Akupunktur Wirkung: Lebensenergie zum Fliessen bringen

Akupunktur Wirkung: Energie zum Fliessen bringen

Akupunktur mit Nadeln gehört zu den bekanntesten chinesischen Heilmethoden. Das Prinzip: Im Körper den Energiefluss regulieren und so den Menschen wieder gesund machen.

Mit Nadeln gespickte Patienten – beim Stichwort Akupunktur taucht dieses Bild vor dem geistigen Auge auf. 365 Akupunkturpunkte sind über den ganzen Körper verteilt – vom Scheitel bis zur Fusssohle. Die Punkte befinden sich auf den Energiebahnen, den zwölf Meridianen, in denen laut der Traditionellen Chinesischen Medizin, TCM, die körpereigene Energie, das Qi (sprich: tschi) fliesst.

Eine Krankheit entsteht laut TCM dann, wenn die Energie im Körper ungleichmässig verteilt oder blockiert ist. Indem die Nadeln in bestimmte Punkte gestochen werden, kommt das Qi wieder in Fluss. Wo genau die Einstichstellen sitzen, beruht auf Jahrtausende alter Erfahrung und hat in der TCM bis heute Bestand.

Zunge anschauen…

Nicht das Symptom, sondern die Ursache der Krankheit behandeln, gehört zum wichtigsten TCM- Grundsatz.

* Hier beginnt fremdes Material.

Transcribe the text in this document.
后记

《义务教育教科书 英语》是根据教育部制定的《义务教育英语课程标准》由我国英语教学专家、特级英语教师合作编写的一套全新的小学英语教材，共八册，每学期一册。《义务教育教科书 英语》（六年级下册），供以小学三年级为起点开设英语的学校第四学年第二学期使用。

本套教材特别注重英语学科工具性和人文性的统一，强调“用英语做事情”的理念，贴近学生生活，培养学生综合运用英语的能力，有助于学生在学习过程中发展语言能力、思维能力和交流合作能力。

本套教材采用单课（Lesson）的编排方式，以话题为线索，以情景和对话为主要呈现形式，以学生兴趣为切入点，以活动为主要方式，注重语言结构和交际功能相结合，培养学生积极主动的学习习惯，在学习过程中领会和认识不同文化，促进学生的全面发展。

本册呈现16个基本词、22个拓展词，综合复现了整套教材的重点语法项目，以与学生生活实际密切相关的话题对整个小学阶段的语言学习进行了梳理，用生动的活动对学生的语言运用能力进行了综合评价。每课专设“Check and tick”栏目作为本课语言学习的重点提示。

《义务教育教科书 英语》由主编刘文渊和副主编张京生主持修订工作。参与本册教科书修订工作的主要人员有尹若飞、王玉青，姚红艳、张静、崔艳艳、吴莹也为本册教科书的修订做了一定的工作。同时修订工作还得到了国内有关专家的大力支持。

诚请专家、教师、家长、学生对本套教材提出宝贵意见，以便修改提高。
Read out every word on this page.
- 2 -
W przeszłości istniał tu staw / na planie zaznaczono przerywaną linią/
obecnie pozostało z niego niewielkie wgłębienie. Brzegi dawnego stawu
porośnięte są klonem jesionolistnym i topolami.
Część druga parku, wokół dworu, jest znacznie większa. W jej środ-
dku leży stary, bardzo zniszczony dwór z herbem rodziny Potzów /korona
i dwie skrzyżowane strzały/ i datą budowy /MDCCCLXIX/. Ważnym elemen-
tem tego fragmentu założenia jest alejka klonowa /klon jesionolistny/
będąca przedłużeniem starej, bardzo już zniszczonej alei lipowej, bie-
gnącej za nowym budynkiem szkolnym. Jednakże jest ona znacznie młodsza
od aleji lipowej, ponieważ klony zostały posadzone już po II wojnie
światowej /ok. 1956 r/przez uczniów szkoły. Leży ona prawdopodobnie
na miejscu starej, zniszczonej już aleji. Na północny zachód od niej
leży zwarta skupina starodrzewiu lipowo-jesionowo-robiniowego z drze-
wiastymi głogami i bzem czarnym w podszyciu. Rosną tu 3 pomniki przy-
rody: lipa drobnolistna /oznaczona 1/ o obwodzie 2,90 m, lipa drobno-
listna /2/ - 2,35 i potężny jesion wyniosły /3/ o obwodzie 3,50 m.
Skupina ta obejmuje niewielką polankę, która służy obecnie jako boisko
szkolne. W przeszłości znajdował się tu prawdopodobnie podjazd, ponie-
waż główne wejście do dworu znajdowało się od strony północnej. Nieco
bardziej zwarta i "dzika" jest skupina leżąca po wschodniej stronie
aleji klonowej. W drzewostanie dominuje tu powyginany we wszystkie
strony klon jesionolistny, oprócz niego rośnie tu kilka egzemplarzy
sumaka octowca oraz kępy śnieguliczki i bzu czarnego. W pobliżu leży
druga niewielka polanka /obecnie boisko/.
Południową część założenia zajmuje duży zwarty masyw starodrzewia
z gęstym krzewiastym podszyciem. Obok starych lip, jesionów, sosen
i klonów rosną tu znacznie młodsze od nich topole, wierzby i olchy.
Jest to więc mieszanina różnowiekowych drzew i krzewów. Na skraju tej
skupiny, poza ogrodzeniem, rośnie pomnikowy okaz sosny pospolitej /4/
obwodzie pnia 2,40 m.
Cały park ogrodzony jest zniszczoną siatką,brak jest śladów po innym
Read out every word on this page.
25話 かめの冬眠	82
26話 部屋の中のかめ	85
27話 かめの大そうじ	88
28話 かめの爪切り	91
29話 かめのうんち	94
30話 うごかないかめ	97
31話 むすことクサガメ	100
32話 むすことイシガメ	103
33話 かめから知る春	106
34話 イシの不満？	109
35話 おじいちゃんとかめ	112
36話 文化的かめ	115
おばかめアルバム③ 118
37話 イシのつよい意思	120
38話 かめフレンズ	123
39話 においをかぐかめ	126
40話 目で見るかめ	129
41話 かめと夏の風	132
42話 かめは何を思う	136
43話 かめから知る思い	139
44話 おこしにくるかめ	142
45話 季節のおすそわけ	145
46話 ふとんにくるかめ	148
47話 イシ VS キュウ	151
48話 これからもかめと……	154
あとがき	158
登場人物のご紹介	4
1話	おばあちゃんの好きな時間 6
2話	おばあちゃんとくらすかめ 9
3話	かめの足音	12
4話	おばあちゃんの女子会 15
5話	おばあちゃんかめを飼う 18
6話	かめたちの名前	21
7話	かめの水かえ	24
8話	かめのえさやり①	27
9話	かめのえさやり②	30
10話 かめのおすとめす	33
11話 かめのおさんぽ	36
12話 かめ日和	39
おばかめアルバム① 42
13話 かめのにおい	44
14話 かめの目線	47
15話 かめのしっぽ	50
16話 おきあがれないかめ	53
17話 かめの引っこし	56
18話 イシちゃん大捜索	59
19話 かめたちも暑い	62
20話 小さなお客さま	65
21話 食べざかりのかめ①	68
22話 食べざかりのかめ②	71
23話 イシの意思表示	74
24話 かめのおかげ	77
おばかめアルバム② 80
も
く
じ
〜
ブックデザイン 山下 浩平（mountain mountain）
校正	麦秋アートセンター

Das erklärt, warum bei Herzbeschwerden nicht das Herz behandelt, sondern woanders im Körper angesetzt wird. Beispielsweise bei der geschwächten Leber. Denn hat sich hier viel Wut gestaut, kann dies das Herz belasten.

Weil die gleiche Ursache verschiedene Symptome auslösen kann, aber gleiche Symptome verschiedene Ursachen haben können, legen chinesische Ärzte und Ärztinnen Wert auf individuelle und ganzheitliche Diagnose. Sie schauen sich dafür unter anderem Form, Farbe und Belag der Zunge an.

…und Puls fühlen

Als besonders aussagekräftig gilt der Puls des Patienten, der an beiden Handgelenken ertastet wird. «Wir unterscheiden mehr als 30 Pulsqualitäten», sagt Ralph Manser, Leiter des ChinaMed-Zentrums in St. Gallen. Diese geben Auskunft über Störungen im Körper und lassen sich bestimmten Beschwerden zuordnen.

Um Energieblockaden zu lösen und Organfunktionen zu stärken, werden in der TCM meistens verschiedene Behandlungen kombiniert. Akupunktur ist eine davon – und sollte nach Empfehlung von Fachleuten nur nach fundierter Diagnostik angewendet werden.

Die Weltgesundheitsorganisation (WHO) hat eine Liste mit Beschwerden veröffentlicht, die gut auf Akupunktur ansprechen. Dazu gehören:

  • Beschwerden der oberen und unteren Atemwege
  • Magen-Darm-Beschwerden wie Gastritis oder Reizdarm
  • Bindehautentzündungen
  • Zahnschmerzen
  • Neurologische und orthopädische Erkrankungen wie Lähmungen nach Schlaganfällen, Rücken- oder Kniegelenksschmerzen
  • Kopfschmerzen, Migräne
  • Ekzeme, Schuppenflechte, Neurodermitis
  • Menstruationsbeschwerden
  • Psychische und psychosomatische Leiden wie Erschöpfungszustände

Akupunktur wird zudem als begleitende Therapie bei chronischen Krankheiten wie Morbus Crohn oder schmerzlindernd bei Krebs-Patienten eingesetzt. Grundsätzlich sieht sich die TCM als komplementäre Behandlung zur Schulmedizin.

Verschiedene Akupunktur-Formen

Der französische Arzt Paul Nogier (1908-1996) entwickelte in den 1950er Jahren die Ohr-Akupunktur. Demnach ist das Ohr ein Abbild des gesamten Körpers. Bestimmte Punkte auf der Ohrmuschel lassen sich Körperregionen oder inneren Organen zuordnen. Die Ohr-Akupunktur gilt als besonders schnell wirksam. Chinesische Ärzte ziehen diese Erkenntnisse in ihre Therapien ein.

Eine Behandlung ohne Nadeln, auch dies ist heute möglich. Therapeuten stimulieren dafür die Akupunkturpunkte beispielsweise mit Laserstrahlen. Ein Alternative für jene, sie sich vor den Einstichen fürchten.